La question pourrait être cassante, mais le ton employé ne suit pas. À vrai dire, Lia se le demandait sincèrement.

- Ce qui me surprend plutôt, c'est que quelqu'un ait voulu se séparer d'une beauté pareille.

Quelques-uns sifflent, d'autres rigolent. Quelqu'un lâche un « pensée pour Yuna », et Lia, elle, elle rougit, ne sachant plus où se mettre. Elle sent la main de Yeji se poser sur son épaule, réconfortante. Rassurante. Yeji, elle, elle ne rit pas en tout cas.

- On ne s'entendait plus, répond sobrement la concernée pour dissimuler son malaise.

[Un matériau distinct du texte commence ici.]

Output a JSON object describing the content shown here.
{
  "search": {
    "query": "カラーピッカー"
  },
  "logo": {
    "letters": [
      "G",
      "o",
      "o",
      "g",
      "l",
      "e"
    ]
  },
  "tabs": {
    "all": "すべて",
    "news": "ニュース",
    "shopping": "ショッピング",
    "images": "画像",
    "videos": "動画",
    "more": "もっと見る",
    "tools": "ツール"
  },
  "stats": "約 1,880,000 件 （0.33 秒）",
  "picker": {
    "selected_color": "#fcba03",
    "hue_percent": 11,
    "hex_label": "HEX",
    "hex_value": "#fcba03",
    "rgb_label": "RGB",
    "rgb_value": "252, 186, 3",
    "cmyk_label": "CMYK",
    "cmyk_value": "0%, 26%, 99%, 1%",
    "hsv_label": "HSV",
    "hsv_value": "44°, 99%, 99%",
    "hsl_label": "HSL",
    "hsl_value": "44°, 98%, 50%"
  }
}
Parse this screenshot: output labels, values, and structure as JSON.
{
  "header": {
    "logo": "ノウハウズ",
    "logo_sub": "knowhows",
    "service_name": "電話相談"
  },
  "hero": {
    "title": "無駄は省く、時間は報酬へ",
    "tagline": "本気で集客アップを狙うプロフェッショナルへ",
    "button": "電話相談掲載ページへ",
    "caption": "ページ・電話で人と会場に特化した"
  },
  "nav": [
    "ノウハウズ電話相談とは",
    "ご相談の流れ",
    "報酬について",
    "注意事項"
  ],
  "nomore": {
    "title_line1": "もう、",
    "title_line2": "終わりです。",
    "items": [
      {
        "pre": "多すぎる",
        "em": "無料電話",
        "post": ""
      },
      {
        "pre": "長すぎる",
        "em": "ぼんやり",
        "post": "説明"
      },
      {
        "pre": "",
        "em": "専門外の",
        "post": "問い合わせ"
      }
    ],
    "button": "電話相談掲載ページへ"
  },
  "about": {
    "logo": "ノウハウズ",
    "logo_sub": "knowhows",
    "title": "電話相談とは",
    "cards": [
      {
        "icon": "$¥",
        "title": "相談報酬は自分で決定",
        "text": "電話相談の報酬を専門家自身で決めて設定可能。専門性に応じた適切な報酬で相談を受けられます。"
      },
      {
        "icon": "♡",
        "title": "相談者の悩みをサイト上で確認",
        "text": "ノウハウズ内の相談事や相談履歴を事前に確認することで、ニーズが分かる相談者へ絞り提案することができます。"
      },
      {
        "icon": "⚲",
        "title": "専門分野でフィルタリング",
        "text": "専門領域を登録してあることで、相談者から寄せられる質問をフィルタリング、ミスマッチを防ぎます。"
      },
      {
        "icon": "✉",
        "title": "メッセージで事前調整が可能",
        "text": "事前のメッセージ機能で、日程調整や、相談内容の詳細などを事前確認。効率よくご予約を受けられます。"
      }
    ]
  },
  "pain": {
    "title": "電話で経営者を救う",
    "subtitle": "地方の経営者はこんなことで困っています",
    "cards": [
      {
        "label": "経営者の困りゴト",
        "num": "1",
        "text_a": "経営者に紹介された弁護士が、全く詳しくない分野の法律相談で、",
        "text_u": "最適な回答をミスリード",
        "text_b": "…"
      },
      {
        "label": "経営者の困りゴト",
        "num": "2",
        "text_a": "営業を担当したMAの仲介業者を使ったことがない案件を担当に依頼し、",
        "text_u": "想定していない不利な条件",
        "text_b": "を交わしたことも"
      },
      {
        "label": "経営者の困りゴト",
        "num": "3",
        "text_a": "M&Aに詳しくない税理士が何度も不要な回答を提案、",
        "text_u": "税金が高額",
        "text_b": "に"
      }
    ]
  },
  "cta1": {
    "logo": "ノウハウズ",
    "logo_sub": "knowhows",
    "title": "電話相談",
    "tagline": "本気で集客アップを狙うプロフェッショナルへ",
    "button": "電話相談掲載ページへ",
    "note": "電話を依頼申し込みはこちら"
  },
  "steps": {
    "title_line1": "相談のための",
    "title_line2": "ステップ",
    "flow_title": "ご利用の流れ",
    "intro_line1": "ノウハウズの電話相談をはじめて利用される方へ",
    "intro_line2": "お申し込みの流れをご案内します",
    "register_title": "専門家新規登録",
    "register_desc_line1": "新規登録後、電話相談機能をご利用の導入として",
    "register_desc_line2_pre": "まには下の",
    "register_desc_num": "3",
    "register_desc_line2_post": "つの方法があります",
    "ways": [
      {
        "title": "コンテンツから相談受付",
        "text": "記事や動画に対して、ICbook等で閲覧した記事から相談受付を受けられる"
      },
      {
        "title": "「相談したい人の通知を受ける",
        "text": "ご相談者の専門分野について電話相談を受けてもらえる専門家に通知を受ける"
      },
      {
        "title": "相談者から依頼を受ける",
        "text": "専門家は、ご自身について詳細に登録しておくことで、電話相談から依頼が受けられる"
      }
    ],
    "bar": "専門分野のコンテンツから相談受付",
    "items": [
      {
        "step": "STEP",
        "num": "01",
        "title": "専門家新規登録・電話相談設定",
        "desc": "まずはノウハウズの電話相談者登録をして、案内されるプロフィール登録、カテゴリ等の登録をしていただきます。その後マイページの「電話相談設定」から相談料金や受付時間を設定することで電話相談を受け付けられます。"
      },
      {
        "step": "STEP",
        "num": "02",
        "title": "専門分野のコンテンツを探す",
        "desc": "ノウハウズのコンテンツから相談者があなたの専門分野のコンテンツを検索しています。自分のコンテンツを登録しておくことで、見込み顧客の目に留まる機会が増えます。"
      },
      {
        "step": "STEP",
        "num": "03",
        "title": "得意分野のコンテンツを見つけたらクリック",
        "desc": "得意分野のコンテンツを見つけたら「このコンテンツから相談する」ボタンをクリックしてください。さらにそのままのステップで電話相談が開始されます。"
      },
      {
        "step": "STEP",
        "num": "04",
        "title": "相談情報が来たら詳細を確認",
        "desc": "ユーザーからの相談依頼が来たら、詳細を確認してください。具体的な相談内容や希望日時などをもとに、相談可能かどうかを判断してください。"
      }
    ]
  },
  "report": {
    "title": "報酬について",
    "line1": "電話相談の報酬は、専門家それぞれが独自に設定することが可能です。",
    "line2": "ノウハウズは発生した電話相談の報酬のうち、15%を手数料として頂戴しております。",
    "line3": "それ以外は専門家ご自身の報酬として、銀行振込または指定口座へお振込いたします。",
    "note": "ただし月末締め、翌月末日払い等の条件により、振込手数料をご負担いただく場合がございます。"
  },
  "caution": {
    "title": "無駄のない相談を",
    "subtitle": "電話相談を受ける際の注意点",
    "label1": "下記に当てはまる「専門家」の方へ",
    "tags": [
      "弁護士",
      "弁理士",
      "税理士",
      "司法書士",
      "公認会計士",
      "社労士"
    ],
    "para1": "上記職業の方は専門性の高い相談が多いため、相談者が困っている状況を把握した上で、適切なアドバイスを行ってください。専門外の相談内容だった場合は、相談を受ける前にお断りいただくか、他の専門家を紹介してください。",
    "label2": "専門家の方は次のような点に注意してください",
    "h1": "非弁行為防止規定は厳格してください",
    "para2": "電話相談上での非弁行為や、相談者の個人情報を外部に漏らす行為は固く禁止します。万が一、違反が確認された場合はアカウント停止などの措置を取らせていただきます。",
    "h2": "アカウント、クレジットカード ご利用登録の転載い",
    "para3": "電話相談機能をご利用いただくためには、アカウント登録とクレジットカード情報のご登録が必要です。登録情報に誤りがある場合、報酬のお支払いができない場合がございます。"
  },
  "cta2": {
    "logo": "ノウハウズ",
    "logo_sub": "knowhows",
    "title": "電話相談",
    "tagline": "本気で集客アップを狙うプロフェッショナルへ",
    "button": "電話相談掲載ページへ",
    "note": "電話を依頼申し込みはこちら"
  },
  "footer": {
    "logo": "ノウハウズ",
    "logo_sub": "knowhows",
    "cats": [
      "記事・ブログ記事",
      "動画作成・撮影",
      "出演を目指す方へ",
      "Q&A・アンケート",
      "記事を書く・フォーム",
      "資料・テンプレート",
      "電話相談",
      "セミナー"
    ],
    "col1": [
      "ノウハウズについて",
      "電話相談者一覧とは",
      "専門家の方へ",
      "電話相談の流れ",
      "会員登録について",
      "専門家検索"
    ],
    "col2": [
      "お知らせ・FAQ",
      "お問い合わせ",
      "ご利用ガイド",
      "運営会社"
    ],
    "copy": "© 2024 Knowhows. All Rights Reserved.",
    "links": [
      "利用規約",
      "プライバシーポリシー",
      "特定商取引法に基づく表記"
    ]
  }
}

- Tu parles, ajoute le garçon. Tu devais juste être mauvaise au pieu !

À nouveau, rire général.

Lia se sent ridicule, d'un seul coup. Elle n'a pas l'habitude de parler autant, sa mère lui a toujours dit que les jeunes filles polies ça écoute au lieu de raconter sa vie, mais touchée par toutes les questions au sujet de son pays d'origine, elle s'est laissé emporter et maintenant, elle regrette de s'être autant livré.

- Y a rien de drôle, lâche Yeji.

Elle est pourtant rapidement ignorée, tandis que Lia sent lentement la colère monter.

- Au lieu de rire de ma vie sexuelle tu devrais peut-être t'occuper de la tienne, Lia rétorque finalement. Parce qu'à en croire Yuna, elle est pas très épanouie avec toi à ce niveau-là.

- Qu'est-ce que tu viens de dire ?

En réalisant l'ampleur de ses mots, elle met une main devant sa bouche, surprise d'elle-même. Jamais ô grand jamais elle n'a parlé de la sorte à qui que ce soit. Elle n'a jamais osé. Elle se sent immédiatement désolée, elle a l'impression d'avoir dépassé les limites. Ce ne sont que des plaisanteries de mauvais goût d'un type déchiré, rien de trop sérieux. Elle n'avait pas besoin de se montrer mauvaise, clairement pas. Elle s'apprête à s'excuser, mais Yeji se lève soudainement, ce qui a le don de calmer les autres étudiants. Ils la regardent avec curiosité.

- Vous me dégoûtez, elle grimace. Surtout toi.

Elle pointe le petit-ami de Yuna du doigt.

- Bande de gros cons.

- Roh ça va, c'est juste une blague, faut pas mal le prendre !

Elle s'écarte de la table, lance un regard à Lia.

- J'me barre. Tu veux venir ?

La brune considère un instant sa camarade, puis se tourne vers les autres. Certains rigolent encore. La plupart n'ont pas vraiment l'air de comprendre ce qu'il se passe. Quant au responsable de cette étrange querelle... Il la regarde avec des yeux noirs. Elle ne pensait pas que sa réponse ferait si mal ; à vrai dire, elle ne s'est jamais considérée comme quelqu'un avec beaucoup de répartie. Lia, elle ne se défend pas souvent, et attaque encore moins. Lia, les blagues déplacées, elle les encaisse toujours sans rien dire.

Pourtant, qu'est-ce que ça lui a fait du bien, de répondre. Bien plus que ce qu'elle aurait cru, en tout cas. Peut-être qu'elle a bien fait de ne pas s'excuser, après tout.

À son tour, elle se met debout, et prend la direction de la sortie, marchant dans les pas de Yeji.